Ahhh, Fall. The leaves are turning, the crock-pot is humming, and I can finally break out my gargantuan collection of tights and stop blinding everyone with my pasty bare legs (you are welcome.)
Parenting means one other Fall tradition as well:
The annual pilgrimage to the pumpkin patch.
I don’t remember this being a thing when I was growing up – but now it is a “where and when” not an “if” conversation among fellow parents. You don’t question, you just GO.
In the city, Pumpkin Patch Day meant a visit to the grounds of the church where Jr. went to daycare as an infant. They trucked in MASSIVE amounts of pumpkins, set up hay bales and corn stalks and photo areas, and BOOM, insta-urban pumpkin patch. “Pumpkins for Jesus,” as The Mr. and I affectionately called it, was Jr’s first pumpkin patch. It was laid back, not too crowded, and provided ample opportunity to wander through the rows of pumpkins with a cup of cider, take plenty of pictures, and pick out a pumpkin or two. No muss, no fuss.
Pumpkin Patch Day in the suburbs? It is no undertaking for amateurs, sucker. No, no, no, it is serious advanced family fun business.
First you have to pick your patch –and there is dizzying selection available in the farm areas that stretch out just beyond the suburban sprawl. More important than which farm you visit is WHEN you go, as we learned after a last minute impulse decision to “just go check it out” sent us into the battle zone at peak crowd time last year. (Gigglesnort. We were such rookies.)
Plotting your actual route to the farm carefully is imperative as well. These things create their own traffic jams the way large forest fires create their own weather patterns. Approaching from the wrong side could add to the in-car wait time as you inch along in a marching-ant-like line toward your destination.
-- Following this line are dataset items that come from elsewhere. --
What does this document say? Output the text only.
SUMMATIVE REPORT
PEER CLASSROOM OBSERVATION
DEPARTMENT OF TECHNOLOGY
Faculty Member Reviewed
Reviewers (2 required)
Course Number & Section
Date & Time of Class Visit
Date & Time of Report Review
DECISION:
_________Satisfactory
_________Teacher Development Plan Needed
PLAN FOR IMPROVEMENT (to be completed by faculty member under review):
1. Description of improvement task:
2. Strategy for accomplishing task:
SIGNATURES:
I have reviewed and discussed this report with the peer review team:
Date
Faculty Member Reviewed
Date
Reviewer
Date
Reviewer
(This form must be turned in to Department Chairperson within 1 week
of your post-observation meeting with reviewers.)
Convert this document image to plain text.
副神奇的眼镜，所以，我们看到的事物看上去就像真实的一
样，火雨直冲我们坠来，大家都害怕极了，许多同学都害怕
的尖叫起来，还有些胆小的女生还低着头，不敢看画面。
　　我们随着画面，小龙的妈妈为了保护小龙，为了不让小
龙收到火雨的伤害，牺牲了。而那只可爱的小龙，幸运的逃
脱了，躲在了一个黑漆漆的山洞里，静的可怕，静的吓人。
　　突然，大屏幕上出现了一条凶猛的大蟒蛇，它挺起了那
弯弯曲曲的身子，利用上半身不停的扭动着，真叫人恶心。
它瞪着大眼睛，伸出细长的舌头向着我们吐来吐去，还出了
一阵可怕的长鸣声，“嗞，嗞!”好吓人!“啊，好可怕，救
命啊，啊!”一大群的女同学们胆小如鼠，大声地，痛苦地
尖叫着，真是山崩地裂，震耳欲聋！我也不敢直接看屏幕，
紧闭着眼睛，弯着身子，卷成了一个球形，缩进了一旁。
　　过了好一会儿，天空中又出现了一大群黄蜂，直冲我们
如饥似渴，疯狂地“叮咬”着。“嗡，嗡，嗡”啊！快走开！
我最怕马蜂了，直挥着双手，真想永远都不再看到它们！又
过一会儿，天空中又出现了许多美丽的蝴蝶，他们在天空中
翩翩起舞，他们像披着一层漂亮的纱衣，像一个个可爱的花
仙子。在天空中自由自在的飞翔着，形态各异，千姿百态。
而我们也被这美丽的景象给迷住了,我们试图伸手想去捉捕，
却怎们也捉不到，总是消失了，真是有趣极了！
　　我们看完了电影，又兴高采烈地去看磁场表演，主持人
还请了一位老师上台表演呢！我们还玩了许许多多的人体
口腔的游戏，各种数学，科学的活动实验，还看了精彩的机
This seriously increases the chance that your adorable child will already be in melt-down mode before you even plant his tiny feet in that muddy field.
Speaking of the field, jockeying for the good gourd and charming pictures of the offspring tromping through the rows of pumpkins is hard as hell when you are surrounded by every person who lives in the damn county.
But it isn’t just a pumpkin patch. OH NO!! We can’t forget the Family Fun Area!
Farm animals, corn mazes, hay rides, pumpkin bouncy houses, face painting, and loads of caramel apples to assure that it all sticks to your kid real good. Oh Yeah.
Some kiddos are THRILLED to be there. So thrilled, in fact, that extracting them leads to screaming tantrums a billion times more scary than any haunted fun house. Other munchkins are less excited, yelling through the staged family photo op, crying down the giant inflatable slide, and recoiling in horror from the Shetland ponies in the petting zoo. Either way, it’s a lot of screaming.
It’s kind of Halloween Hell.
Except that it’s not.
It’s holding Jr’s hand while he runs on top of a track made out of hay bales and squeals with unmatched Toddler glee.
It’s watching him and The Mr. carefully comparing contenders to find *the* perfect pumpkin to cut off the vine.
It’s this picture.
It’s kind of pretty great.
Oh –and it’s also NOT being rookies anymore and being smart enough to go at 9am on Sunday morning during prime church-going time. A plan that would have totally screwed us back at Pumpkins For Jesus, BTW.